I’ve covered a fair number of trials of men who’ve killed their partners. I’ve written about many of them on this blog. Men like Joe O’Reilly, Brian Kearney, David Bourke, Anton Mulder, and yes, Eamonn Lillis as well. I’ve heard the excuses, watched the guilty wriggle in the stand. I’ve seen juries struggle to come to a verdict when the weight of taking away another’s liberty hangs heavy on them. I’ve watched the victim become nothing more than a disparate collection of evidence, watched their families try to redress the balance, trying to resuscitate a loved one scattered over a jumble of specimen jars. The first time I read Kirwan’s defence my gut told me he was guilty. The more I read the more he seemed just another spoilt, angry man trying to defend the indefensible and the more the women in his shadow fascinated me.

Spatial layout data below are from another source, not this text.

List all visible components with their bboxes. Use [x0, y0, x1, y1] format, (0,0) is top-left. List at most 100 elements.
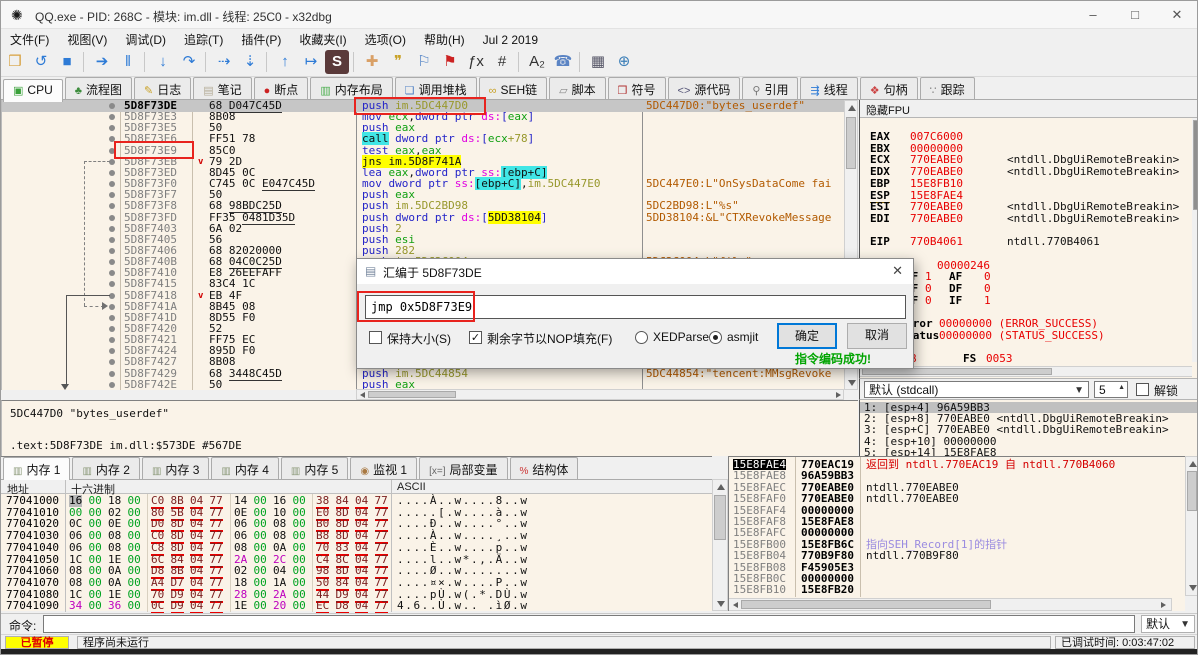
menu-item[interactable]: 追踪(T): [175, 29, 232, 50]
tab-源代码[interactable]: <> 源代码: [667, 77, 741, 99]
calling-convention-select[interactable]: 默认 (stdcall) ▼: [864, 381, 1089, 398]
command-profile-select[interactable]: 默认 ▼: [1141, 615, 1195, 633]
pause-icon[interactable]: ‖: [116, 50, 140, 74]
nop-fill-checkbox[interactable]: ✓: [469, 331, 482, 344]
menu-item[interactable]: 帮助(H): [415, 29, 474, 50]
instruction-dot-icon[interactable]: [109, 203, 115, 210]
registers-vscrollbar[interactable]: [1192, 118, 1197, 362]
asmjit-radio[interactable]: [709, 331, 722, 344]
menu-item[interactable]: 视图(V): [58, 29, 116, 50]
scroll-thumb[interactable]: [741, 600, 991, 609]
dump-row[interactable]: 77041090 34 00 36 00 0C D9 04 77 1E 00 20 00 EC D8 04 77…: [1, 600, 712, 615]
command-input[interactable]: [43, 615, 1135, 633]
scroll-up-icon[interactable]: [848, 105, 856, 111]
scroll-thumb[interactable]: [862, 368, 1052, 375]
argument-row[interactable]: 3: [esp+C] 770EABE0 <ntdll.DbgUiRemoteBr…: [860, 424, 1197, 435]
instruction-dot-icon[interactable]: [109, 314, 115, 321]
tab-脚本[interactable]: ▱ 脚本: [549, 77, 606, 99]
script-icon[interactable]: S: [325, 50, 349, 74]
tab-调用堆栈[interactable]: ❏ 调用堆栈: [394, 77, 477, 99]
instruction-dot-icon[interactable]: [109, 348, 115, 355]
stack-row[interactable]: 15E8FAF8 15E8FAE8: [729, 516, 1185, 527]
instruction-dot-icon[interactable]: [109, 337, 115, 344]
tab-线程[interactable]: ⇶ 线程: [800, 77, 858, 99]
menu-item[interactable]: 选项(O): [356, 29, 415, 50]
instruction-dot-icon[interactable]: [109, 125, 115, 132]
tab-内存 4[interactable]: ▥ 内存 4: [211, 457, 279, 479]
tab-引用[interactable]: ⚲ 引用: [742, 77, 799, 99]
bookmarks-icon[interactable]: ⚑: [438, 50, 462, 74]
tab-SEH链[interactable]: ∞ SEH链: [478, 77, 548, 99]
menu-item[interactable]: 插件(P): [232, 29, 290, 50]
calculator-icon[interactable]: ▦: [586, 50, 610, 74]
scroll-left-icon[interactable]: [360, 392, 365, 398]
trace-into-icon[interactable]: ⇢: [212, 50, 236, 74]
tab-局部变量[interactable]: [x=] 局部变量: [419, 457, 508, 479]
instruction-dot-icon[interactable]: [109, 303, 115, 310]
instruction-dot-icon[interactable]: [109, 259, 115, 266]
stack-row[interactable]: 15E8FAF0 770EABE0 ntdll.770EABE0: [729, 493, 1185, 504]
close-button[interactable]: ✕: [1157, 1, 1197, 28]
xedparse-radio[interactable]: [635, 331, 648, 344]
menu-item[interactable]: Jul 2 2019: [474, 31, 547, 49]
labels-icon[interactable]: ⚐: [412, 50, 436, 74]
arg-count-stepper[interactable]: 5 ▲▼: [1094, 381, 1128, 407]
stack-row[interactable]: 15E8FB10 15E8FB20: [729, 584, 1185, 595]
cancel-button[interactable]: 取消: [847, 323, 907, 349]
dialog-title-bar[interactable]: ▤ 汇编于 5D8F73DE ✕: [357, 259, 913, 284]
disasm-hscrollbar[interactable]: [356, 389, 844, 400]
tab-流程图[interactable]: ♣ 流程图: [64, 77, 132, 99]
instruction-dot-icon[interactable]: [109, 103, 115, 109]
argument-row[interactable]: 5: [esp+14] 15E8FAE8: [860, 447, 1197, 456]
instruction-dot-icon[interactable]: [109, 169, 115, 176]
instruction-dot-icon[interactable]: [109, 214, 115, 221]
instruction-dot-icon[interactable]: [109, 381, 115, 388]
stack-vscrollbar[interactable]: [1185, 456, 1197, 596]
minimize-button[interactable]: –: [1073, 1, 1113, 28]
scroll-down-icon[interactable]: [848, 380, 856, 386]
step-over-icon[interactable]: ↷: [177, 50, 201, 74]
run-icon[interactable]: ➔: [90, 50, 114, 74]
stack-panel[interactable]: 15E8FAE4 770EAC19 返回到 ntdll.770EAC19 自 ntd…: [728, 456, 1185, 611]
tab-结构体[interactable]: % 结构体: [509, 457, 579, 479]
tab-监视 1[interactable]: ◉ 监视 1: [350, 457, 418, 479]
tab-内存 1[interactable]: ▥ 内存 1: [3, 457, 71, 480]
menu-item[interactable]: 收藏夹(I): [290, 29, 355, 50]
tab-断点[interactable]: ● 断点: [253, 77, 309, 99]
register-row[interactable]: EDI 770EABE0 <ntdll.DbgUiRemoteBreakin>: [860, 212, 1190, 225]
strings-icon[interactable]: A₂: [525, 50, 549, 74]
tab-内存 2[interactable]: ▥ 内存 2: [72, 457, 140, 479]
argument-row[interactable]: 4: [esp+10] 00000000: [860, 436, 1197, 447]
dump-row[interactable]: 77041040 06 00 08 00 C8 8D 04 77 08 00 0A 00 70 83 04 77…: [1, 541, 712, 556]
keep-size-checkbox[interactable]: [369, 331, 382, 344]
stack-row[interactable]: 15E8FAF4 00000000: [729, 505, 1185, 516]
call-sequence-icon[interactable]: ☎: [551, 50, 575, 74]
scroll-up-icon[interactable]: [1189, 461, 1197, 467]
arguments-panel[interactable]: 1: [esp+4] 96A59BB3 2: [esp+8] 770EABE0 <…: [859, 399, 1197, 456]
instruction-dot-icon[interactable]: [109, 359, 115, 366]
run-to-user-code-icon[interactable]: ↦: [299, 50, 323, 74]
instruction-dot-icon[interactable]: [109, 114, 115, 121]
instruction-dot-icon[interactable]: [109, 236, 115, 243]
trace-over-icon[interactable]: ⇣: [238, 50, 262, 74]
tab-笔记[interactable]: ▤ 笔记: [193, 77, 252, 99]
open-folder-icon[interactable]: ❒: [3, 50, 27, 74]
tab-内存布局[interactable]: ▥ 内存布局: [310, 77, 393, 99]
register-row[interactable]: EBP 15E8FB10: [860, 177, 1190, 190]
scroll-thumb[interactable]: [846, 117, 856, 169]
tab-CPU[interactable]: ▣ CPU: [3, 79, 63, 102]
tab-日志[interactable]: ✎ 日志: [133, 77, 192, 99]
instruction-dot-icon[interactable]: [109, 281, 115, 288]
scroll-thumb[interactable]: [1187, 471, 1197, 511]
execute-till-return-icon[interactable]: ↑: [273, 50, 297, 74]
functions-icon[interactable]: ƒx: [464, 50, 488, 74]
menu-item[interactable]: 调试(D): [116, 29, 175, 50]
stack-row[interactable]: 15E8FB0C 00000000: [729, 573, 1185, 584]
instruction-dot-icon[interactable]: [109, 247, 115, 254]
step-into-icon[interactable]: ↓: [151, 50, 175, 74]
scroll-thumb[interactable]: [714, 495, 726, 540]
stack-hscrollbar[interactable]: [729, 598, 1172, 611]
tab-句柄[interactable]: ❖ 句柄: [859, 77, 918, 99]
globe-icon[interactable]: ⊕: [612, 50, 636, 74]
instruction-dot-icon[interactable]: [109, 326, 115, 332]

It soon became clear that to tell their stories I wouldn’t be able to write the book as straight nonfiction. Their history lies in the gaps in the documentary record. They appear as brides, little else. Despite the wealth of information that exists because this was such a very famous case in it’s day I found myself staring at a very narrow view. They were defined according to their relationship to a single event. There was no sense, as there was with all the men involved, that there was a life outside the crime, a full existence off-camera. These were women who lived in a time when to be female meant, for most, a life in the shadows of history, waiting at the corner of the scene, mute until they have to fight for their survival.The suffragettes were a generation away and Mary Wollstonecraft was within living memory. If I wanted to tell the story of the strong, lively, intelligent women staring out from these pictures I’d have to look into those shadows and step right to the edges of the scene.  So I embraced the gaps and started to write a novel.

I’ve written fiction before but after two factual books it’s a joy to take the breaks off. There’s still a lot of research to do, more now that I can look beyond the independently verifiable actually but  now that research is a framework I can hang from like a kid on a climbing frame.

William Bourke Kirwan put down his profession as an “anatomical draughtsman”. In other words he earned a living drawing anatomical illustrations for the medical profession. It was a lucrative profession but he also fancied himself as a miniaturist and portrait artist. He wasn’t actually very good. I know this because the three pictures pinned above my desk are actually his work. They belong to the collection of his work that’s in the National Library collection. It’s a rather odd collection of scraps and half finished doodles along with some rather unconvincing skeletal legs. If this book was nonfiction I’d be able to make educated guesses about what, if anything, was the significance of some of the pictures.

But this book isn’t nonfiction, it’s a novel. I can look at them and put myself in Kirwan’s head, decide what he was thinking when he painted each one, why he painted each one. I look at the faces and I see my characters. It’s their stories I want to tell.